Sunday, April 9, 2023

Game Night:
DUNGEONS & DRAGONS: HONOR AMONG THIEVES and THE SUPER MARIO BROS. MOVIE

I never played Dungeons & Dragons. I am, however, familiar with the stereotype of the endless roleplaying game’s sessions with nerds huddled around convoluted backstories and their Dungeon Master’s maps and outlines while eagerly hanging on the results of each dice roll’s permission to activate their next move. I suppose that mental image of mine has to be somewhat true, since the new feature film Dungeons & Dragons: Honor Among Thieves is true to that idea. It’s loose and rambling, packed with casually tossed off jargon and hyperventilated backstory. Flashbacks and narration nestle each new origin story into the main storyline when a character appears for the first time, like the actor pulled up to the table with their stats sheet ready to share. It gathers up a team of rascals in this way, each with a consequential backstory and a handy list of special skills that help the group assemble new plans to tackle each new fantasy obstacle in their episodic way. The overarching story finds a down-on-his-luck single dad (Chris Pine) and his best friend (Michelle Rodriguez) hoping to save his daughter (Chloe Coleman) from an evil wizard (I shan’t spoil his actor’s identity, nor the obvious reveal of who’s in charge of him). The path there is a daisy-chain of fetch quests, with shape-shifters, and self-serious knights, and enchanted objects, and magic spells, and creatures, and labyrinths, and lore, and portals, and undead warriors, and insecure wizards, and overweight dragons, and a gelatinous cube, and, and, and.

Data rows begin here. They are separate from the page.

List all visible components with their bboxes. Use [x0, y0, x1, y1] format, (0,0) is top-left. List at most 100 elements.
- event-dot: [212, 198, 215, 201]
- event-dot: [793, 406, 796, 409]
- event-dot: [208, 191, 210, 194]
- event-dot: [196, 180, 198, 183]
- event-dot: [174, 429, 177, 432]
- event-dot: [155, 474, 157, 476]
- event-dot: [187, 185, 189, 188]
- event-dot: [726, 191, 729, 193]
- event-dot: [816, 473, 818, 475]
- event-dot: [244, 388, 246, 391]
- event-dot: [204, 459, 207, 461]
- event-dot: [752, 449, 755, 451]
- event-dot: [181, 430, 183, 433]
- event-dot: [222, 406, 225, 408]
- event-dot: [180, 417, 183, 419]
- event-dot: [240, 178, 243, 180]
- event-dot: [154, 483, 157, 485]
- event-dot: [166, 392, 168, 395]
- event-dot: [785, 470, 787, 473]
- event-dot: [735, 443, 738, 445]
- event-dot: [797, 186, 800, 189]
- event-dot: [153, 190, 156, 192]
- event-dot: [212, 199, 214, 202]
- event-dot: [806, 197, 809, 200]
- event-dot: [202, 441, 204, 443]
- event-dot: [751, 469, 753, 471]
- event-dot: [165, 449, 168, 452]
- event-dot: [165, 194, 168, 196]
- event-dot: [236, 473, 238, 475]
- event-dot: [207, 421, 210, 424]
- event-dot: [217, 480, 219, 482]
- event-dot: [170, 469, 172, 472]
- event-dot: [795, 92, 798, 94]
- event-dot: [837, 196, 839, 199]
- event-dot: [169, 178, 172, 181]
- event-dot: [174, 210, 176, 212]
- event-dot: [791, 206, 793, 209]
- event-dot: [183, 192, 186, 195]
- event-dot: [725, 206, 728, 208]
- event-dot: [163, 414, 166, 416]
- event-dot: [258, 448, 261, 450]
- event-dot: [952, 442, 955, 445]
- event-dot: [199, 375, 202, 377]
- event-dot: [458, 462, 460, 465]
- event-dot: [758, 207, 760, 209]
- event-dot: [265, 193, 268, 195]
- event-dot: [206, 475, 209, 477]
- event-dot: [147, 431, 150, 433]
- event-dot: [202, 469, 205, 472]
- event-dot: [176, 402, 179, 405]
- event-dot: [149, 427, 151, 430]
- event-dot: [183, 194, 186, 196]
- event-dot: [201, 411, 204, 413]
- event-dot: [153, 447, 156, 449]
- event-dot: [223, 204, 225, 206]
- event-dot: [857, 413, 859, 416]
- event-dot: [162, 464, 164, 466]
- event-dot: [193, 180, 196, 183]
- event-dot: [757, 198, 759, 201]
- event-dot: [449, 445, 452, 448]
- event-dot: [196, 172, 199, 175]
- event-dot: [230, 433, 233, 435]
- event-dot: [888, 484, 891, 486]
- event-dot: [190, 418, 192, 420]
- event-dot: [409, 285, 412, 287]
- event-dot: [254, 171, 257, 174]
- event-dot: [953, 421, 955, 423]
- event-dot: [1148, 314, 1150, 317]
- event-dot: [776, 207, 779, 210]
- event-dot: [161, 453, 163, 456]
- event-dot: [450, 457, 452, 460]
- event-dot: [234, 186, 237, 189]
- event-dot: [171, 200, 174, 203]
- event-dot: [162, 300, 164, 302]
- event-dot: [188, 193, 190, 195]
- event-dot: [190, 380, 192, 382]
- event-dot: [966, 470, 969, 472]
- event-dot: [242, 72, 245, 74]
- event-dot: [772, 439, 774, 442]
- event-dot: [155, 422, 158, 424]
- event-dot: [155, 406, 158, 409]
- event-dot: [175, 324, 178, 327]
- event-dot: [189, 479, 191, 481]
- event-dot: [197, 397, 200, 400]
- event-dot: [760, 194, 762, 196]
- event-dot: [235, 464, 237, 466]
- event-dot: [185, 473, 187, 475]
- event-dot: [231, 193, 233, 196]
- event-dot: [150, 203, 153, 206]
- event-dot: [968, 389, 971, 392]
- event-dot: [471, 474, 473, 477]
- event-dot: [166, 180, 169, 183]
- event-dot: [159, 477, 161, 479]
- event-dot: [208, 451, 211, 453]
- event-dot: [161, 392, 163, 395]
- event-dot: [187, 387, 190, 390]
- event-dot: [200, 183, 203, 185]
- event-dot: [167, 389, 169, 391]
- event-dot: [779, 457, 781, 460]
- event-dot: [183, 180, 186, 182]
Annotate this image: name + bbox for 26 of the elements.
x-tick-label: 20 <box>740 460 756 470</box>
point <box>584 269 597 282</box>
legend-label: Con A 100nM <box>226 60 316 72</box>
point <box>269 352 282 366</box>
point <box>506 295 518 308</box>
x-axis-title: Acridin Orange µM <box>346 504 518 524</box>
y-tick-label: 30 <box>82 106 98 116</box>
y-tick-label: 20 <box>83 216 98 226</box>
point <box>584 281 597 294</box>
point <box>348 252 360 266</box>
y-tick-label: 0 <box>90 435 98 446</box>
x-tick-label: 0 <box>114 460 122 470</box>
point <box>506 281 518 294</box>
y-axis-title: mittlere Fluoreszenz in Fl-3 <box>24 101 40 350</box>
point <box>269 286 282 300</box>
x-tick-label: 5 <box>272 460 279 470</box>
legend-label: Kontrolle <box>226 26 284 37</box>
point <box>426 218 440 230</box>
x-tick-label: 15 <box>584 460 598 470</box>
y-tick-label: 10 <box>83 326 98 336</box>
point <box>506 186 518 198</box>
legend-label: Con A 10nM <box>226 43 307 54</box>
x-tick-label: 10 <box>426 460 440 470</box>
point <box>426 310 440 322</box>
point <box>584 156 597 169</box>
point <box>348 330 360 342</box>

It’s all piled up vaguely amusingly and decently snappily, its bright frames and tone bending in the easy-going direction of The Princess Bride with some stretches of cleverness bending even closer to Monty Python circular silliness, albeit without either’s overtly meta edges. Is this fun? To a point. The personalities are fine, the effects suitably outsized, and the direction by Jonathan Goldstein and John Francis Daley hews closer to their plate-spinning ensemble Game Night than their rancid Vacation reboot. It’s bright, light on its feet, and finds reasonably clever fantasy flourishes throughout. I bet I would’ve liked it even more if I was 12 years old, or cared about its source material. The younger me who had affection for all the off-brand fantasy movies of the 80s and 90s—your Willows and Krulls and Dragonhearts—was pleased.

So often the movies today, at least at their biggest box office levels, are merely drafting off affection for stuff you liked before with little else to offer. On that level, The Super Mario Bros. Movie may be the most effective of its kind. Here’s Minion-maker Illumination’s computer animated recreation of the sights, sounds, and actions of Nintendo’s most famous video game creation. To watch it is to feel like you’re watching the game on autopilot, swaddled in the childhood sensations with the pressure off and the fond memories on. An early scene is even a bit of side-scrolling hopping and bopping. Ah, that’s the stuff. Here’s the plucky plumber Mario and his brother Luigi as they get yanked through a magic pipe and end up in a fantasyland where a giant turtle dinosaur is about to attack a peaceful mushroom kingdom. Luigi ends up in the villain’s dungeon, and Mario must ally with the powerful Princess Peach to save his brother, and her kingdom, and maybe the whole world. There are bright primary colors, briskly paced adventure sequences, with nonstop bouncy action, and bubbly voice work. (The all-star cast—including Chris Pratt and Charlie Day and Jack Black and Anya Taylor-Joy and more—downplay the broad cartoony voices of the games by about 15%.) The extremely simple story and tissue-thin characters are all about iconic poses and simple lessons as they bounce through a variety of recognizable lands—the spacious castle grounds, the Donkey Kong jungle kingdom, a winding race down Rainbow Road. You get the picture.

It worked on me, though I haven’t played a video game with any regularity in a couple decades now. I’m dispositionally closer to the infamous Adrian Childs’ column headlined “Video games are good for your mental health? Not if you play like me.” But I do consider Super Mario 64 the height of the form, so to see its aesthetics, along with Mario Kart’s and other recognizable Mario looks’, so faithfully recreated, down to the sound effects of each bop and kick and the synth chords on the score, was a Proustian reverie. Maybe that’s a little sad, but so is nostalgia. The movie’s a total delight on that score, even if it does nothing but recreate the fun of the games with blessedly little asked of you. At least it’s not cliches pretending to be depth like the dreary The Last of Us or hedging with new human characters like the agreeable Sonic the Hedgehogs. This movie promises only Mario and his world on the big screen and, by golly, here it is.